I have many word and pdf documents. I want to search for some content in these documents. For such an application, are elasticsearch and kibana used? If so, and I have the free trial (signed up yesterday), how do I ingest my documents, stored in google drive into elasticsearch and then search for content in the documents?

If you want to use Logstash then your files need to be in one of these plugins or would need to move them to a local drive.

https://www.elastic.co/guide/en/logstash/current/input-plugins.html

Then would need to install and use the attachment processor in order to index the documents.

https://www.elastic.co/guide/en/elasticsearch/plugins/current/ingest-attachment.html

Thanks @aaron_nimocks for a quick response. I have very basic questions.

  • Should I use logstash for this?
  • Using kibana, can I not point to the google docs where my pdf and word documents are stored?
  • If I were to use logstash, which of the plugins should I use if I have the document in google docs?
  • what is indexing documents? how do I go to cli to install the attachment processor? I have the 14 day cloud free trial and do see the kibana dashboard

I am a first time user (complete newbie) and got access to the 14 day trial just yesterday.

@tnkumar Indexing PDFs for searching isn't the easiest thing to start learning with. I am not even sure you can do this with a free trial of elastic cloud.

Can you explain what you are trying to accomplish? How many documents and what do you want to do with them? There might be easier solutions.

@aaron_nimocks - Thanks for quick response and questions.
Use case I am considering is as follows

  • There are 20 pdf documents and 20 word documents that describe procedures for the tasks in the office - e.g. for a medical receptionist at the front desk, what should I collect from patients when they come to a front desk?
  • When she types this question in search, it shows her the particular document and the chapter in the document where this procedure is described.

I just came across elastic workspace search. Wondering whether that may be appropriate for such a use case

@tnkumar Both products would work for this but Workplace Search is probably your best option since it can connect directly to Google Drive and requires little configuration and setup vs using ELK.

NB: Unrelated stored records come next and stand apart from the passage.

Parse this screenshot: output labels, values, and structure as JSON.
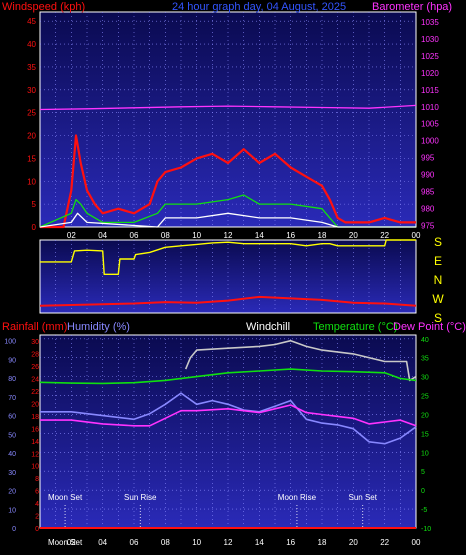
{
  "colors": {
    "background": "#000000",
    "plot_top": "#0a0a50",
    "plot_bottom": "#2a2ab8",
    "grid": "#8a8aff",
    "border": "#ffffff",
    "red": "#ff1010",
    "green": "#10e010",
    "yellow": "#ffff00",
    "white": "#ffffff",
    "magenta": "#ff33ff",
    "blue": "#3355ff",
    "lavender": "#8888ff",
    "grey": "#c8c8c8"
  },
  "header": {
    "windspeed": "Windspeed (kph)",
    "title": "24 hour graph day, 04 August, 2025",
    "barometer": "Barometer (hpa)"
  },
  "footer": {
    "rainfall": "Rainfall (mm)",
    "humidity": "Humidity (%)",
    "windchill": "Windchill",
    "temperature": "Temperature (°C)",
    "dewpoint": "Dew Point (°C)"
  },
  "x_labels": [
    "02",
    "04",
    "06",
    "08",
    "10",
    "12",
    "14",
    "16",
    "18",
    "20",
    "22",
    "00"
  ],
  "direction_labels": [
    "E",
    "N",
    "W",
    "S"
  ],
  "events_top": [
    {
      "label": "Moon Set",
      "hour": 1.6
    },
    {
      "label": "Sun Rise",
      "hour": 6.4
    },
    {
      "label": "Moon Rise",
      "hour": 16.4
    },
    {
      "label": "Sun Set",
      "hour": 20.6
    }
  ],
  "events_bottom": [
    {
      "label": "Moon Set",
      "hour": 1.6
    }
  ],
  "chart_data": [
    {
      "type": "line",
      "name": "wind",
      "left_axis": {
        "label": "Windspeed (kph)",
        "ticks": [
          0,
          5,
          10,
          15,
          20,
          25,
          30,
          35,
          40,
          45
        ],
        "ylim": [
          0,
          47
        ]
      },
      "right_axis": {
        "label": "Barometer (hpa)",
        "ticks": [
          975,
          980,
          985,
          990,
          995,
          1000,
          1005,
          1010,
          1015,
          1020,
          1025,
          1030,
          1035
        ],
        "ylim": [
          974.5,
          1038
        ]
      },
      "series": [
        {
          "name": "Barometer (hpa)",
          "axis": "right",
          "color": "magenta",
          "x": [
            0,
            3,
            6,
            9,
            12,
            15,
            18,
            21,
            24
          ],
          "y": [
            1009.2,
            1009.4,
            1009.7,
            1010.0,
            1010.2,
            1010.0,
            1009.8,
            1009.6,
            1010.4
          ]
        },
        {
          "name": "gust",
          "color": "red",
          "x": [
            0,
            1.5,
            2.0,
            2.3,
            2.6,
            3.0,
            3.5,
            4.0,
            5.0,
            6.0,
            7.0,
            7.5,
            8.0,
            9.0,
            10.0,
            11.0,
            12.0,
            13.0,
            14.0,
            15.0,
            16.0,
            17.0,
            18.0,
            18.5,
            19.0,
            19.5,
            21.0,
            22.0,
            23.0,
            24.0
          ],
          "y": [
            0,
            0,
            8,
            20,
            14,
            8,
            5,
            3,
            4,
            3,
            5,
            10,
            12,
            13,
            15,
            16,
            14,
            17,
            14,
            16,
            13,
            11,
            9,
            6,
            2,
            1,
            1,
            2,
            1,
            1
          ]
        },
        {
          "name": "average",
          "color": "green",
          "x": [
            0,
            2.0,
            2.3,
            2.6,
            3.0,
            4.0,
            6.0,
            7.5,
            8.0,
            10.0,
            12.0,
            13.0,
            14.0,
            16.0,
            18.0,
            18.5,
            19.0,
            24.0
          ],
          "y": [
            0,
            3,
            6,
            5,
            3,
            1,
            1,
            3,
            5,
            5,
            6,
            7,
            5,
            5,
            4,
            2,
            0,
            0
          ]
        },
        {
          "name": "lull",
          "color": "white",
          "x": [
            0,
            2.0,
            2.4,
            3.0,
            7.5,
            8.0,
            10.0,
            12.0,
            14.0,
            16.0,
            18.0,
            19.0,
            24.0
          ],
          "y": [
            0,
            1,
            3,
            1,
            0,
            2,
            2,
            3,
            2,
            2,
            1,
            0,
            0
          ]
        }
      ]
    },
    {
      "type": "line",
      "name": "wind_direction",
      "right_axis": {
        "labels": [
          "E",
          "N",
          "W",
          "S"
        ]
      },
      "series": [
        {
          "name": "direction",
          "color": "yellow",
          "x": [
            0,
            2.0,
            2.2,
            3.0,
            4.0,
            4.1,
            5.0,
            5.1,
            6.0,
            6.1,
            7.0,
            8.0,
            9.0,
            10.0,
            11.0,
            12.0,
            13.0,
            14.0,
            15.0,
            16.0,
            17.0,
            18.0,
            18.5,
            19.0,
            22.0,
            22.1,
            24.0
          ],
          "y": [
            0.7,
            0.7,
            0.85,
            0.86,
            0.85,
            0.53,
            0.53,
            0.74,
            0.74,
            0.8,
            0.83,
            0.9,
            0.92,
            0.94,
            0.96,
            0.97,
            0.95,
            0.95,
            0.95,
            0.95,
            0.92,
            0.95,
            0.95,
            0.92,
            0.92,
            1.0,
            1.0
          ]
        },
        {
          "name": "strength",
          "color": "red",
          "x": [
            0,
            2.0,
            4.0,
            6.0,
            8.0,
            10.0,
            12.0,
            14.0,
            16.0,
            18.0,
            20.0,
            22.0,
            24.0
          ],
          "y": [
            0.1,
            0.11,
            0.12,
            0.13,
            0.15,
            0.14,
            0.17,
            0.22,
            0.2,
            0.18,
            0.14,
            0.13,
            0.1
          ]
        }
      ]
    },
    {
      "type": "line",
      "name": "temperature",
      "axes": {
        "rainfall": {
          "label": "Rainfall (mm)",
          "ticks": [
            0,
            2,
            4,
            6,
            8,
            10,
            12,
            14,
            16,
            18,
            20,
            22,
            24,
            26,
            28,
            30
          ],
          "ylim": [
            0,
            31
          ]
        },
        "humidity": {
          "label": "Humidity (%)",
          "ticks": [
            0,
            10,
            20,
            30,
            40,
            50,
            60,
            70,
            80,
            90,
            100
          ],
          "ylim": [
            0,
            103
          ]
        },
        "temperature": {
          "label": "Temperature (°C)",
          "ticks": [
            -10,
            -5,
            0,
            5,
            10,
            15,
            20,
            25,
            30,
            35,
            40
          ],
          "ylim": [
            -10,
            41
          ]
        }
      },
      "series": [
        {
          "name": "Windchill",
          "axis": "temperature",
          "color": "grey",
          "x": [
            9.3,
            9.6,
            10.0,
            12.0,
            14.0,
            15.0,
            16.0,
            17.0,
            18.0,
            20.0,
            22.0,
            23.4,
            23.6,
            24.0
          ],
          "y": [
            32,
            35,
            37,
            37.5,
            38,
            38.5,
            39.5,
            38,
            37,
            36,
            34,
            34,
            29,
            30
          ]
        },
        {
          "name": "Temperature (°C)",
          "axis": "temperature",
          "color": "green",
          "x": [
            0,
            2.0,
            4.0,
            6.0,
            8.0,
            10.0,
            12.0,
            14.0,
            16.0,
            18.0,
            20.0,
            22.0,
            23.0,
            24.0
          ],
          "y": [
            28.5,
            28.3,
            28.2,
            28.4,
            29.0,
            30.0,
            31.0,
            31.5,
            32.0,
            31.5,
            31.3,
            31.0,
            29.5,
            29.0
          ]
        },
        {
          "name": "Humidity (%)",
          "axis": "humidity",
          "color": "lavender",
          "x": [
            0,
            2.0,
            4.0,
            6.0,
            7.0,
            8.0,
            9.0,
            10.0,
            11.0,
            12.0,
            13.0,
            14.0,
            15.0,
            16.0,
            17.0,
            18.0,
            19.0,
            20.0,
            21.0,
            22.0,
            23.0,
            24.0
          ],
          "y": [
            62,
            62,
            60,
            58,
            61,
            66,
            72,
            66,
            68,
            66,
            63,
            62,
            65,
            68,
            58,
            56,
            55,
            53,
            46,
            45,
            48,
            54
          ]
        },
        {
          "name": "Dew Point (°C)",
          "axis": "temperature",
          "color": "magenta",
          "x": [
            0,
            2.0,
            4.0,
            6.0,
            7.0,
            8.0,
            9.0,
            10.0,
            12.0,
            14.0,
            15.0,
            16.0,
            17.0,
            18.0,
            19.0,
            20.0,
            21.0,
            22.0,
            23.0,
            24.0
          ],
          "y": [
            18.5,
            18.5,
            17.5,
            17.0,
            17.0,
            19.0,
            21.0,
            21.0,
            21.5,
            20.5,
            21.5,
            22.5,
            20.5,
            20.0,
            19.5,
            19.0,
            17.5,
            18.0,
            18.5,
            17.0
          ]
        },
        {
          "name": "Rainfall (mm)",
          "axis": "rainfall",
          "color": "red",
          "x": [
            0,
            24
          ],
          "y": [
            0,
            0
          ]
        }
      ]
    }
  ]
}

https://www.elastic.co/guide/en/workplace-search/current/workplace-search-google-drive-connector.html

1 Like

Thanks @aaron_nimocks - Is it possible to get started with Workplace search using the 14 day trial account? I do not see a thread specific to Enterprise search or workspace search. If such a thread exists, I can post my questions there.

This topic was automatically closed 28 days after the last reply. New replies are no longer allowed.